Customer Service Zone

Developing Customer Service Skills For 30+ Years

I’m NOT A Customer Service Whore! – Rethinking Customer Service

Rethinking Customer Service

I’m NOT A Customer Service Whore!

When I read the exhortations, particularly by self-styled experts writing on the Internet, I get the distinct impression that the role of the customer service representative, at least in the minds of these “experts”, is to whore to meet the needs, or wants of the customer.

We are told to love the customer. We are told we need to demonstrate to the customer, a passion which he has never before experienced. Another “expert” tells us we should deliver “bliss”. We must “focus on the customer”

Lessons in Whoredom?

Here’s some exact quotes from tweets published under the #custserv tag.

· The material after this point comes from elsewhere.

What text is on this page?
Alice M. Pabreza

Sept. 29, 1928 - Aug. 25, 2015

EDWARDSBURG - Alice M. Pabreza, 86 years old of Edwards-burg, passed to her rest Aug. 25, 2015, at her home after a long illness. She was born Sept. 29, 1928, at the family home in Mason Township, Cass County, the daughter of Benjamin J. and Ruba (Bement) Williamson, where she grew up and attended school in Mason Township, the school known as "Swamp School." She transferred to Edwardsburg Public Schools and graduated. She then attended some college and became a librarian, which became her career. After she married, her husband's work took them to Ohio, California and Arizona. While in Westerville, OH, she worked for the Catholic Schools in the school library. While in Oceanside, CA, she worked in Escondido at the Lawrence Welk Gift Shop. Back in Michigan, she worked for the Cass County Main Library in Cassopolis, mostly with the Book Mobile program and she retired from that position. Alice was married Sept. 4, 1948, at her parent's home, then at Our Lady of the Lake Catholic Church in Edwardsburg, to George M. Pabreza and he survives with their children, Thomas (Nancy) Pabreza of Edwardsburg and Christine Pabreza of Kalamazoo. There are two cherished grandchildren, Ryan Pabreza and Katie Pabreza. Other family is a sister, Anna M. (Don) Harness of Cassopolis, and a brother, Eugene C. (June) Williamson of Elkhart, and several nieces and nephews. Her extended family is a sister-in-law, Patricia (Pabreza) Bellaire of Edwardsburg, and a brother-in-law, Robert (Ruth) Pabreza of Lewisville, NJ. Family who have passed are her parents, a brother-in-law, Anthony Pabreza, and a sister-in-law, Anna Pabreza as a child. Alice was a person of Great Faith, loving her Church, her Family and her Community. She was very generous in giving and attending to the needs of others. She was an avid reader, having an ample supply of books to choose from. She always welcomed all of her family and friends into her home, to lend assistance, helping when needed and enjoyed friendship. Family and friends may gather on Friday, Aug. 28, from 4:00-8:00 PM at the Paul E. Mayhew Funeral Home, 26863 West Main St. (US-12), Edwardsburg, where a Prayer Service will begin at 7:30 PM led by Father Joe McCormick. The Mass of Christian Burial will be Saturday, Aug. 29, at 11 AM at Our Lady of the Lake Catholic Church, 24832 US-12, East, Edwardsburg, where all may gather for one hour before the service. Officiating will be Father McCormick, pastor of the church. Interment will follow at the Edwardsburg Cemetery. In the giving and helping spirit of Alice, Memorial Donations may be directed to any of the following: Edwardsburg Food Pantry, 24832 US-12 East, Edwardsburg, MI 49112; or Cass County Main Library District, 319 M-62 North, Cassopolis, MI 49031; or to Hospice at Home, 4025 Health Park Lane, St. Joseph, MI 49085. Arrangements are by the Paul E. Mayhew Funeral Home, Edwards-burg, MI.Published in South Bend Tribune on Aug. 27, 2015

Ted Coine tell us: : Have a POWER mindset – Passion, Optimism, Wit, Empathy, Resilience #custserv”

Jim Miller let’s us know: : 22% of consumers feel that companies take their business for granted (Ah, just like the spouse, but whores don’t?)

Saltpeppergroup informs: Always make sure you have good breath, smell and look nice

Saltpeppergroup also tells us: Be sure to present multiple options to the customer and explain the differences between each.(“Bob, it’s $100 for all night, or here are some other options. If you want %$@^#^, or #&*(@ I can do that too.)

Kate Nasser: You need multiple touch points to ensure gr8 #custserv: (Indeed, you have to touch the right spots!?)

It must be me, but could we take these facile, glib comments and build a training course for whores around them? You bet, and I’m not buying it, selling it or designing it. That’s not the way to build and improve sustainable customer service. “All You Need Is Love” may be a great Beatles song, but when that becomes the guiding principles for customer service, we have a problem.

A Customer Service Era of Stupidity

We’ve gone way past the point of reasonableness and equity in interactions with customers, and while the emphasis has been on love, bliss, passion and so on, customers themselves tell us year after year that customer service is getting worse. Selling love, bliss and passion simply doesn’t work, at least on average, because:

The relationships between customer and company is one where the customer pays money to receive a service or product. This “transactional” relationship underlies and is in the back of the mind of each customer. A whore, in the same transactional relationships with customers, may say “I love you longtime, big boy”, and “Wow, that was the best sex I ever had”, but few customers accept that the whore loves them feverishly — at least unless they are stupid ones who seek self-deception to shore up their flagging lives. It’s the same for any customer service. The customer PAYS, and that means that emotional reactions are no longer untainted, genuine or even believable.

Getting Real About Customer Service

If we are to have a hope of moving customer service forward, we need to base what we do on providing good value for money, but we do not need to come across like whores, by pretending we “love” our customers. We need to attend to the basics of what customers deserve without pandering to unreasonable demands, or trying to entice customers by telling them things that are patently silly.

Having worked training people in delivering customer service under the absolute toughest situations on the planet (try working with immigration officers or police officers, farm insurance reps), I will tell you that I AM passionate about the value of customer service. But that’s me. I don’t run around telling others that is what THEY have to feel to be successful, because it’s not true. You don’t need to love the customers, which is a deceptive whore type attitude.

We need to get back to basics, and stop the pandering for money.

As I’ve said elsewhere:

I do not “love” in exchange for money. I do not show passion for customers like they are sex objects. I don’t even “like” some of my customers. In fact, some I have strongly disliked. I reserve my emotions for those close to me, my family and friends. I don’t sell those things.

I will, however, go as fair as I can possibly go, to meet the needs of PEOPLE who happen to use my services and products. I don’t lie. I don’t call them “big boy”. I simply put before them what I have to offer, try to offer fair value for what they pay, and work to ensure they are happy with that value.

I don’t love for money. I don’t get paid to touch my customers everywhere. I don’t sell my emotions. I don’t get overly attached to customers. I don’t even need to “go where the customers are”, as many social media fanatics tell us. Whores do that. I don’t.

If customers want to pay for love, I know of a little bar (in every town there’s some) where you can plunk down your money and get all the “love” one wants.

Ultimately customers are just customers. Let’s give them fair value, convenience, and do so while creating a reasonable, positive interest in helping them.

Finally, a thought to leave you with. I don’t know a SINGLE customer who would trade “being loved” by a company (whatever that means), for fast resolution of their problems, and basic convenient access to help and information.

Do you want love as a customer? Or, do you want a fair exchange of value for value?